Johnston has been with the department for 17 years. For the first nine she came up through the ranks as a caseworker, intake worker and supervisor. Her hands-on experience has given her the inside track in problem-solving between the department and the community, and also makes her a valuable liaison with community low-income advocate groups.

"I work with all the boards like the Community Action Program, Utahns Against Hunger and I think they're imperative for keeping us on our toes. What was it Walter Lippman said? `Everybody has to have the indispensable opposition?' Utah Issues, in particular, has a lot of credibility.

"The department has never been opposed to involving the community," Johnston said. "On the other hand, Norm (Angus, director of the department) is responsible when the chips are down. After he's listened to community input, he has to make the final decisions."

She said the most difficult part of her job is knowing who to contact with a problem. "I want to avoid the smoke blowers," she said. "I don't care that people make mistakes.
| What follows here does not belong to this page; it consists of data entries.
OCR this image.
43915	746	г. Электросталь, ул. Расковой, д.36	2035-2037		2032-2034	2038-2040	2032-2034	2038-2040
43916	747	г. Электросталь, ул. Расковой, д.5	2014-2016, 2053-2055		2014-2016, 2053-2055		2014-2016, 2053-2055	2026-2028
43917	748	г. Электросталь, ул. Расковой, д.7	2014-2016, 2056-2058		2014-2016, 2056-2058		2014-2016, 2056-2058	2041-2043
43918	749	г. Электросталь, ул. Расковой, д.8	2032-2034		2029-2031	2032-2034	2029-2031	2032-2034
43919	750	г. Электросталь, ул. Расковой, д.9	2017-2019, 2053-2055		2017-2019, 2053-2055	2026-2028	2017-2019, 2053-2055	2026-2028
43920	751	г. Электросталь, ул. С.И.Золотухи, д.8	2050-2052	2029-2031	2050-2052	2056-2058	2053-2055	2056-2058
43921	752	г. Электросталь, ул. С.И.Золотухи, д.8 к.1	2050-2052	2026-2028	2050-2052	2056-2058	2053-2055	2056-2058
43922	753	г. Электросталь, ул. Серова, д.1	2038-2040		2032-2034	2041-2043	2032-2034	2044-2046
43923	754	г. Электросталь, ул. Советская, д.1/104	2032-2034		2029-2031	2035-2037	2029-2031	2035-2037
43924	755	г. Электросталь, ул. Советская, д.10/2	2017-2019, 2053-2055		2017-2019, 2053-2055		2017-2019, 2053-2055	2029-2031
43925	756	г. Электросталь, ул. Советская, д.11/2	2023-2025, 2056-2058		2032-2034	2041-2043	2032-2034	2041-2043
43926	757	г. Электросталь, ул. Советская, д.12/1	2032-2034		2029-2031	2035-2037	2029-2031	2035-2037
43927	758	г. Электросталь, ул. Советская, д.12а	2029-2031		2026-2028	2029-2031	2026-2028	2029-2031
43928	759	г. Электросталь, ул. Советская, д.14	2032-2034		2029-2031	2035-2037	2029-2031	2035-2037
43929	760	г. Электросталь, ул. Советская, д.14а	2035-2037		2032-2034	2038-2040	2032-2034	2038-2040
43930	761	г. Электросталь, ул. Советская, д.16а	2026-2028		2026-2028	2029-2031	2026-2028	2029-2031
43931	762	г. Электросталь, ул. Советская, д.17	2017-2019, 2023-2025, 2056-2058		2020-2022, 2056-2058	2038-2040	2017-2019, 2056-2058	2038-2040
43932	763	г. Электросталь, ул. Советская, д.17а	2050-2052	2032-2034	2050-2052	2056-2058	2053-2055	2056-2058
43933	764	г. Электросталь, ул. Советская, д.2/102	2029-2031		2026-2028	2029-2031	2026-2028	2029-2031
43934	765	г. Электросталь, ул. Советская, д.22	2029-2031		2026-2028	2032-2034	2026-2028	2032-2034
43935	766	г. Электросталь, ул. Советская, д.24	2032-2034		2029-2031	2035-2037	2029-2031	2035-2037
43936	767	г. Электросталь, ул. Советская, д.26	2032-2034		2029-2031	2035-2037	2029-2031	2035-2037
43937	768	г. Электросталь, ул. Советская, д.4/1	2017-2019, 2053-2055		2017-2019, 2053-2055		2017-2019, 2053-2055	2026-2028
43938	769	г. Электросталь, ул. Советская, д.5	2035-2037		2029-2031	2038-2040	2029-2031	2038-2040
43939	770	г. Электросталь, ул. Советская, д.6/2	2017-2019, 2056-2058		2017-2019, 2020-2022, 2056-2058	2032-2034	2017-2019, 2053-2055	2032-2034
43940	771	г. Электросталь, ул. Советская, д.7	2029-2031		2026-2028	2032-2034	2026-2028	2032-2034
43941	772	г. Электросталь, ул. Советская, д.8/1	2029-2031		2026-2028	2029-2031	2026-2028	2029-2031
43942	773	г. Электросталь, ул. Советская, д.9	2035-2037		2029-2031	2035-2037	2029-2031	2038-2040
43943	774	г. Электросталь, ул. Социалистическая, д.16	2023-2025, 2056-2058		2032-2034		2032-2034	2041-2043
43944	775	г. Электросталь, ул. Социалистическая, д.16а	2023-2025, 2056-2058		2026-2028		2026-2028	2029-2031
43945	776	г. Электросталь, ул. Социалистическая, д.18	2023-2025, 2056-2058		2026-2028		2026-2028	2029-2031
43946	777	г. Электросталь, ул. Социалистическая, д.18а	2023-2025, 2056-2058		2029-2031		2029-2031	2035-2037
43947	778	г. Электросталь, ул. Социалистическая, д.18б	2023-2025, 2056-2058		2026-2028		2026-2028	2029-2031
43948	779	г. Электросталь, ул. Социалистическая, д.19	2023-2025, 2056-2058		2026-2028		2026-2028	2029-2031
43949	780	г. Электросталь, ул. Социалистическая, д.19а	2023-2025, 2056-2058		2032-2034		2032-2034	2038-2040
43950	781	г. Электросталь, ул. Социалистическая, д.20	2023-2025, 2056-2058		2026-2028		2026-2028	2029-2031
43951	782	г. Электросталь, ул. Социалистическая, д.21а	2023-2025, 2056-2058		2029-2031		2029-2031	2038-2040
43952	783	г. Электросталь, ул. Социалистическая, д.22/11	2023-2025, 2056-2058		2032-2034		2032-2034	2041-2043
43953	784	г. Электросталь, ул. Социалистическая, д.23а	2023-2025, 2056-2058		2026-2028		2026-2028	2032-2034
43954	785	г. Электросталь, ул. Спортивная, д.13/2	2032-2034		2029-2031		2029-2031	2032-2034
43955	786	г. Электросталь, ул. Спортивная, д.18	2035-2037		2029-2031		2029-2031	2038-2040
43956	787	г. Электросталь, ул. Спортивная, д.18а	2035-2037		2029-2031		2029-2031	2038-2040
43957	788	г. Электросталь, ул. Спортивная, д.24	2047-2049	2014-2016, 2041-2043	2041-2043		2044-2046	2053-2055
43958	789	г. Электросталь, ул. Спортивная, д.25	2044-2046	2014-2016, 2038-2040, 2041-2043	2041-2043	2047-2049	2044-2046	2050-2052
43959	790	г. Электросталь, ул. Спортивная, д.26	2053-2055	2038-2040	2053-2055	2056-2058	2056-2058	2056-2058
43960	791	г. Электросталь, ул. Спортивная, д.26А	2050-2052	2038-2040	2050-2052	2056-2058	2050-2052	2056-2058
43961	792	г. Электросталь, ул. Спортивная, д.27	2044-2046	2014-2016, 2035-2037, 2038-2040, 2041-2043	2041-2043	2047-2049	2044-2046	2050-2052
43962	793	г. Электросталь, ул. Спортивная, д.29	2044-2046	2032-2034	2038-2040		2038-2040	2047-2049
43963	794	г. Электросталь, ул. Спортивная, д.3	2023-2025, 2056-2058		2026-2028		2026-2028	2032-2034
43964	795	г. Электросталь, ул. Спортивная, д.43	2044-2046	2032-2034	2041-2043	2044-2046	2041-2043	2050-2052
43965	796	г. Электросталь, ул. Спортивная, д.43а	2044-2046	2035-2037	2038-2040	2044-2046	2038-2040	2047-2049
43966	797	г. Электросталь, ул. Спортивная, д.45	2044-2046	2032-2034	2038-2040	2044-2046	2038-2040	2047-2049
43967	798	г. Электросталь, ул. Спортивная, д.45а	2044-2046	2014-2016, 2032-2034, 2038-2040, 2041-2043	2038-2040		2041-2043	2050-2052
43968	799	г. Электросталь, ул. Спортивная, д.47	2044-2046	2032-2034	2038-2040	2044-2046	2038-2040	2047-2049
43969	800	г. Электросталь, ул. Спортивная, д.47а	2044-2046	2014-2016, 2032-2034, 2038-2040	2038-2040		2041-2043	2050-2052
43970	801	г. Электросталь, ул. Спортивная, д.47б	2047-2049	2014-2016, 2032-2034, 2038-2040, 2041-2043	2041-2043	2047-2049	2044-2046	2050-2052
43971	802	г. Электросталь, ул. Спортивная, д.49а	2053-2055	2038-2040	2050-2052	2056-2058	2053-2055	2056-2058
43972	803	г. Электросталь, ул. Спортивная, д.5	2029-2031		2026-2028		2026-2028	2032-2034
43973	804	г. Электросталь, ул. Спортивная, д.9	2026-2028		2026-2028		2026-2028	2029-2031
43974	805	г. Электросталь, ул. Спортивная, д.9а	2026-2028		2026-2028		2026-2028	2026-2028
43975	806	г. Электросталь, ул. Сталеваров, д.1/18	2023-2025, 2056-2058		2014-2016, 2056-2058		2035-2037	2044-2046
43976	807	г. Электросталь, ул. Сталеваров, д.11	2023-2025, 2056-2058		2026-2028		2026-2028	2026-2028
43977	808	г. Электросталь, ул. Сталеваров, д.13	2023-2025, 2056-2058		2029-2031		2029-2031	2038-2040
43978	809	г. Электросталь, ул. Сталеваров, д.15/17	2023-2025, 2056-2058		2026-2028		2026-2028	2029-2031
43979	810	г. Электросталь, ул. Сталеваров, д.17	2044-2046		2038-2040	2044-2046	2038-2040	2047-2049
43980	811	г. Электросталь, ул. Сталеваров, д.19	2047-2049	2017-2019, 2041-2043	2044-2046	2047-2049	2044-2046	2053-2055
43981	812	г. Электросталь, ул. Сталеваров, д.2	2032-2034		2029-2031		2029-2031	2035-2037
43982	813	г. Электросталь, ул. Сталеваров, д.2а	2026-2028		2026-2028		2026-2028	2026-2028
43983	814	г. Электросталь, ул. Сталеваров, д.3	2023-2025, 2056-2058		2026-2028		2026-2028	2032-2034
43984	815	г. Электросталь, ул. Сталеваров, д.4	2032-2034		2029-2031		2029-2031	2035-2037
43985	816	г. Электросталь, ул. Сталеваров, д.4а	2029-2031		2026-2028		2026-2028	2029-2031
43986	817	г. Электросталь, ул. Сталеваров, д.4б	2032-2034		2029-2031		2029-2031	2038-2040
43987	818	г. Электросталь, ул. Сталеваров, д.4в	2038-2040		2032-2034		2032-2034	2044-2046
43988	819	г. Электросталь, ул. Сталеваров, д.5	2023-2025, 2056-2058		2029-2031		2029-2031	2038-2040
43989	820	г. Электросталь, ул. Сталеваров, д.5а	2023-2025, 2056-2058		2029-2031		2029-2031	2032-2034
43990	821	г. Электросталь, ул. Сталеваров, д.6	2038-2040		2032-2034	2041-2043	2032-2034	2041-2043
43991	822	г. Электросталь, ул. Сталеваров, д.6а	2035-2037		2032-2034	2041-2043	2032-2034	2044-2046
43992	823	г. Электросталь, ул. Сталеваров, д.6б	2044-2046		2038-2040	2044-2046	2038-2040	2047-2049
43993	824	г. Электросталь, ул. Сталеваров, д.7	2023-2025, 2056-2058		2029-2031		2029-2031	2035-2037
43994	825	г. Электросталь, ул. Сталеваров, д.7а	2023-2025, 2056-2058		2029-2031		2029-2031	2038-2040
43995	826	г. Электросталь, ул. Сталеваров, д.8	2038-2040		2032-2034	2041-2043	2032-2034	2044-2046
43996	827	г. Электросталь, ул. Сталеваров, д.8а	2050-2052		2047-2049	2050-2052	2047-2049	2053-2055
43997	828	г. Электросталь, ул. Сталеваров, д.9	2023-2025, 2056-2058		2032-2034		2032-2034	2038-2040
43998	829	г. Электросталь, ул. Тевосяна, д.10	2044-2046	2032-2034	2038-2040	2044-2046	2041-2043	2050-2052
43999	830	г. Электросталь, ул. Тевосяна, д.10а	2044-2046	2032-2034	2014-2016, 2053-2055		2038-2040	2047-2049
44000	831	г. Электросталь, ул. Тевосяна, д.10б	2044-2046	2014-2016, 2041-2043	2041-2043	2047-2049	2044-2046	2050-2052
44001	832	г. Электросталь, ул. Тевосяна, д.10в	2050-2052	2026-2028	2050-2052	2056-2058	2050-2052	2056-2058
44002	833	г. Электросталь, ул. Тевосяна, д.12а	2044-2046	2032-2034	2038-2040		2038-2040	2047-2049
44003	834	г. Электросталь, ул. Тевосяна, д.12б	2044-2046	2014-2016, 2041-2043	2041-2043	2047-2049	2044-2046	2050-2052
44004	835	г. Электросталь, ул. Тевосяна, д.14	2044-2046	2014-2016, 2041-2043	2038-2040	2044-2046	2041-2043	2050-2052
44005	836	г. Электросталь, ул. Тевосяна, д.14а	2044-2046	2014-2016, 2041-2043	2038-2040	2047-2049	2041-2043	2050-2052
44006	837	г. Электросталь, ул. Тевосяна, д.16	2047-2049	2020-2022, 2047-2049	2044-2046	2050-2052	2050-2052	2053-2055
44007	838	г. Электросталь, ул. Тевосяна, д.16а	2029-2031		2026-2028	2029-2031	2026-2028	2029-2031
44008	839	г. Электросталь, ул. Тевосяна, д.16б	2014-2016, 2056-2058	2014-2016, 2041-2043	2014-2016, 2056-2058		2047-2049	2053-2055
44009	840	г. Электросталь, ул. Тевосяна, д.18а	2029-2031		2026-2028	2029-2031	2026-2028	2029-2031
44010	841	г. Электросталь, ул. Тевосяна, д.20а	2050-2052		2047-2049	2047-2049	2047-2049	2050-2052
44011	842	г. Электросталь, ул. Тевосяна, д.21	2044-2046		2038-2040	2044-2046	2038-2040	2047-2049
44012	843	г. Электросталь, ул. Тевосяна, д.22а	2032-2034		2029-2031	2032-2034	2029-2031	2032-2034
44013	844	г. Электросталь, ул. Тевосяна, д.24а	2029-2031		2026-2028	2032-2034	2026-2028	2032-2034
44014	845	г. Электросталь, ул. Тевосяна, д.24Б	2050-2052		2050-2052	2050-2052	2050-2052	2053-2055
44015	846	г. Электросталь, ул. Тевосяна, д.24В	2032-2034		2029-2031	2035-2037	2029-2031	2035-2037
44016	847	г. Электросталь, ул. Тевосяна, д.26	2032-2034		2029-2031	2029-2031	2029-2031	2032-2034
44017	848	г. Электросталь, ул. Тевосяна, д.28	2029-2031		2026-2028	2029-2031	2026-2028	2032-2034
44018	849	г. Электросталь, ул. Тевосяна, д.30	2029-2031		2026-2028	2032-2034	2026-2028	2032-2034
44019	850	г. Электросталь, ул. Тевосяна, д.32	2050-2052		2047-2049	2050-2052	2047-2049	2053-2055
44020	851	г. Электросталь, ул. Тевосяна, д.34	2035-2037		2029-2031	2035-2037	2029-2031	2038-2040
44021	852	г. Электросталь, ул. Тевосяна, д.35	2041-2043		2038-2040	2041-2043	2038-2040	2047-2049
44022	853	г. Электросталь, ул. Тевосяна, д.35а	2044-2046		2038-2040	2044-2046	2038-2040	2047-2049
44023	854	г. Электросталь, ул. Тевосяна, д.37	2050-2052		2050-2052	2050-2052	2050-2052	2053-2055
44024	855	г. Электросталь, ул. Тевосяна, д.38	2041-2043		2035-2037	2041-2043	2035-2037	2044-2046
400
But I need to work with people who will help me fix things without being defensive."

Many clients turn to her for help with problems caused because they didn't follow through on things and are now facing the consequences. Other times, they call because they didn't receive notification of changes. "When you live in poverty, you move a lot," she said. "Sometimes the mail doesn't catch up with them." Other people call when policies change.

Johnston works with all of them. If an explanation will solve the problem, great. If not, she'll go the extra step.